THE family of a nurse who died from a rare heart condition have won a five-year battle for a new inquest.
Nurse Lisa Browne, 27, suffered from Long QT Syndrome - but this was only discovered after the original inquest recorded an open verdict.
Experts could not find a reason why Lisa - whose husband Stuart lives in Lindisfarne Avenue, Little Stanney - died in 1998.
She had been suffering stomach cramps, throat infections, bowel pains and other complaints, but Long QT was never diagnosed while she was alive.
Later tests by Swedish geneticists showed she had the electrical abnormality in her heart.

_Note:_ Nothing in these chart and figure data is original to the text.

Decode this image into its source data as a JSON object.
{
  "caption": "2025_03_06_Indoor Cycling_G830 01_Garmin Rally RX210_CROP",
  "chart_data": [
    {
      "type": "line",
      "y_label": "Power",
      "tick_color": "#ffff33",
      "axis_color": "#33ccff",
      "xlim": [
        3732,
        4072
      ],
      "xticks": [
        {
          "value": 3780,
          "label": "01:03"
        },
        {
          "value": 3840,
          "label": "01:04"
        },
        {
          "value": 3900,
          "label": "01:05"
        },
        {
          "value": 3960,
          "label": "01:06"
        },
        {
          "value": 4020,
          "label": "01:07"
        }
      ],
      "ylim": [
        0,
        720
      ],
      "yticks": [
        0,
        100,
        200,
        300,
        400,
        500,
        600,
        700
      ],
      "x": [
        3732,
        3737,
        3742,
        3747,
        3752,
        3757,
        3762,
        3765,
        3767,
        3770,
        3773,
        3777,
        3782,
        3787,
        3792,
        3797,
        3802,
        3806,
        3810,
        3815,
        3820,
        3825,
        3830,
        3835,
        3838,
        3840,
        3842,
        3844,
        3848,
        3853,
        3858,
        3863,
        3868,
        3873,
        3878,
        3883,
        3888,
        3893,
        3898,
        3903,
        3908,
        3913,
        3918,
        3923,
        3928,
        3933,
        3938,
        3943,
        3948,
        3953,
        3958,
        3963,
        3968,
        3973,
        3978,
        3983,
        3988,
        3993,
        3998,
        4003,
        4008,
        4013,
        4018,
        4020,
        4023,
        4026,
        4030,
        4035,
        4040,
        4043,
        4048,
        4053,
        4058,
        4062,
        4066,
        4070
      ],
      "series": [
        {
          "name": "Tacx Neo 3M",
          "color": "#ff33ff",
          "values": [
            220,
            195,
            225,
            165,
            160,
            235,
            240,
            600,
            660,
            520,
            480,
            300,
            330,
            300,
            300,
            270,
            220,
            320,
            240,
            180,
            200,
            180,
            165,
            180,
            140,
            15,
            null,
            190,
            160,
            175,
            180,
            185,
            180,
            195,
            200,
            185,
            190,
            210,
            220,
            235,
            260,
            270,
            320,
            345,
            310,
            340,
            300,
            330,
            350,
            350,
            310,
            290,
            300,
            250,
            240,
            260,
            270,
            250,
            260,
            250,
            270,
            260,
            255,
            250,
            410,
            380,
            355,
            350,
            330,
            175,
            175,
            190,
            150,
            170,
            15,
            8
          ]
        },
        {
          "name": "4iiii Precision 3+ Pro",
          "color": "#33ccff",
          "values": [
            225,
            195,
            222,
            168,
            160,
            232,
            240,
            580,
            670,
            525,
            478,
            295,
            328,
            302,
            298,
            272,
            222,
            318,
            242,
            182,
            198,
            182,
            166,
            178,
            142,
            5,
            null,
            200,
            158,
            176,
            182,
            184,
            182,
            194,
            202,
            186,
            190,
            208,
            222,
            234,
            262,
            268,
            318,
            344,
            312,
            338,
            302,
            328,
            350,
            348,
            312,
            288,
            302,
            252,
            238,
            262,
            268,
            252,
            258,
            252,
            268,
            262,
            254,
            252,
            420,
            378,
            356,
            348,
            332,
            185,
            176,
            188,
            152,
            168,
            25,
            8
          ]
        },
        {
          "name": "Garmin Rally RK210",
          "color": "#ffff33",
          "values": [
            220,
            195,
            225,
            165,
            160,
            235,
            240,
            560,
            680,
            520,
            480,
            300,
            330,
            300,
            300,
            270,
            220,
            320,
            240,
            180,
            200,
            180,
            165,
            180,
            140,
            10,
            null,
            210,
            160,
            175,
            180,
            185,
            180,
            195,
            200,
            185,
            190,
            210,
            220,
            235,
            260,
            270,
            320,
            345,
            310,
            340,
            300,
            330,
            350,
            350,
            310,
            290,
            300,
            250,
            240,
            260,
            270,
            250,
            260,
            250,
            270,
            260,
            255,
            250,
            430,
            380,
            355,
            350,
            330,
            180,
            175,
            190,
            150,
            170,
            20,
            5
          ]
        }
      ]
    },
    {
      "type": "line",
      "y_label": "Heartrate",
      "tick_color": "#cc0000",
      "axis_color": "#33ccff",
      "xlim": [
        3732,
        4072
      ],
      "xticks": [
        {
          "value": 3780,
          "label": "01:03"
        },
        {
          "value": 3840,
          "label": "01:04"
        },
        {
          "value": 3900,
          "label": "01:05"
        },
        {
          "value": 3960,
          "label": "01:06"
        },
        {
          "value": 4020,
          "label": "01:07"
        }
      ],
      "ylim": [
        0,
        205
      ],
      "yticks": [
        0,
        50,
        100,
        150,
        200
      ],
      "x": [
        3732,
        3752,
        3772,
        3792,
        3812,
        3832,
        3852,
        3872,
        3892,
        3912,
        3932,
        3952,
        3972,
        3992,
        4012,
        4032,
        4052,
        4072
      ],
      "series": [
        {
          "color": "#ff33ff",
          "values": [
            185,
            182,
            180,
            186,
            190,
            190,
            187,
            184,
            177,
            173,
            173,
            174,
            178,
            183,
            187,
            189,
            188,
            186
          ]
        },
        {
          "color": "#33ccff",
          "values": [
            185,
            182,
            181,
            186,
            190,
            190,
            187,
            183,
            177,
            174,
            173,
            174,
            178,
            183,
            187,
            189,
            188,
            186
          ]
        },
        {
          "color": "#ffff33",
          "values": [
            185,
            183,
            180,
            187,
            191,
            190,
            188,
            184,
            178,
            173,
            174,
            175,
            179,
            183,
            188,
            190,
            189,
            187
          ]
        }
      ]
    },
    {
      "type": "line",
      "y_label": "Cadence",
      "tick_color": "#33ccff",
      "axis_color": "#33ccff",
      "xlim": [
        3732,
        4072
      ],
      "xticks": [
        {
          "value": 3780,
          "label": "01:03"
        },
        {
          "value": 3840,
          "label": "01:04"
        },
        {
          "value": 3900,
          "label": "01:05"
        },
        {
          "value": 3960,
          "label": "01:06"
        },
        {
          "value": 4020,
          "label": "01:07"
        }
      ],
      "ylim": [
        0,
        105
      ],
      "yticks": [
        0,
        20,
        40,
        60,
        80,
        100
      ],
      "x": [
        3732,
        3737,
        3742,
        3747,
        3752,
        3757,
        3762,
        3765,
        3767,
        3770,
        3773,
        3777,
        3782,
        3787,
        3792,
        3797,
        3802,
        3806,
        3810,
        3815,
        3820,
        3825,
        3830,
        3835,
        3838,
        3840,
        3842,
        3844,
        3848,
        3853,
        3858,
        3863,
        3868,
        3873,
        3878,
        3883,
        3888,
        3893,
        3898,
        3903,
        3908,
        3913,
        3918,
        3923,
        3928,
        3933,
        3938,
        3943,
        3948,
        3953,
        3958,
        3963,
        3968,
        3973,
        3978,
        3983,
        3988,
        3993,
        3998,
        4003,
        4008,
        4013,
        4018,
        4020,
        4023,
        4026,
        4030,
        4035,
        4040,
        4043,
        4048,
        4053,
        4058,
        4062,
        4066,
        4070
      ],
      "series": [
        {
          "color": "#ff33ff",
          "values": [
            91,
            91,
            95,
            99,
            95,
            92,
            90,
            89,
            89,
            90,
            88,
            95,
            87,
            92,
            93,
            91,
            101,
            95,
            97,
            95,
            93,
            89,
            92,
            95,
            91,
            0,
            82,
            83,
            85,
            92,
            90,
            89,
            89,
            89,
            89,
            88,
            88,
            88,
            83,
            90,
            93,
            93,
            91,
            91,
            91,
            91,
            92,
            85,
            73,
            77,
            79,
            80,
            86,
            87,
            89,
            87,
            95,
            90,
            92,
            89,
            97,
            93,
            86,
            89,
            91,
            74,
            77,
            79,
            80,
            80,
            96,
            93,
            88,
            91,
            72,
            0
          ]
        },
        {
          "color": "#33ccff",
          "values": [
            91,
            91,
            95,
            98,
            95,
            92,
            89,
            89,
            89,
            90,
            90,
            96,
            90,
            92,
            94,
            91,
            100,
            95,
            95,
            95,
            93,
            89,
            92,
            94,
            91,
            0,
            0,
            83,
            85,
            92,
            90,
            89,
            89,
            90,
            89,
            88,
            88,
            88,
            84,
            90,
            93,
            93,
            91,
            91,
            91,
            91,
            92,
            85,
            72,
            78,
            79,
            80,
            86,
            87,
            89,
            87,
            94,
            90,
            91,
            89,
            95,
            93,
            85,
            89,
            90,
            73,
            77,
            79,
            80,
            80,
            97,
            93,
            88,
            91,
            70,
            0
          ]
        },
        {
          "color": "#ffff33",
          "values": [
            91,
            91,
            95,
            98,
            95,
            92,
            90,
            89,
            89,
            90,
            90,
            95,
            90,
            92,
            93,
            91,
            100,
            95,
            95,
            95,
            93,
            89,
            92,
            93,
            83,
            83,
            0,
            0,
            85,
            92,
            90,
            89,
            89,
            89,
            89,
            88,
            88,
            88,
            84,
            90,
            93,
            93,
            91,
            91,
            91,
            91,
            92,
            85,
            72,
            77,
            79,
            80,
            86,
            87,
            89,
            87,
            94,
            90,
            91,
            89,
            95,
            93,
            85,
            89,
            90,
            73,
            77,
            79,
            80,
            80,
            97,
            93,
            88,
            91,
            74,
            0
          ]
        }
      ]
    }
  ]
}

Long QT is an infrequent hereditary cardiac disorder which can occur in otherwise healthy people, whereby a sudden shock can kill them.
Lisa's parents, Doreen and Terence Harley, of Connah's Quay, said it was in the public interest for a fresh inquest to be called.
Mrs Harley said: 'Neither of us could ever accept that she died for no reason. To put everything in place, we need a death certificate showing the new cause of death.
'It is definitely the case that she had Long QT Syndrome and she died when her alarm clock went off.'
At the High Court in London last week, Mrs Justice Hallett and Mr Justice Nelson told Cheshire coroner Nicholas Rheinberg to hold a new inquest into the death of Lisa, a paediatric nurse at the Countess of Chester Hospital.
In written submissions, barrister Keith Morton said Lisa had been prescribed a drug to counter depression when her Long QT Syndrome was 'misdiagnosed' and this 'could have' exacerbated her condition.
He said relatives of other Long QT Syndrome victims could benefit from 'post-mortem diagnosis' as they, too, could have the disease.
Mr Morton added that if doctors knew the dangers of prescribing drugs that could have a detrimental affect on sufferers, lives could be saved.
No new date was set for the inquest, which will take place in front of Mr Rheinberg.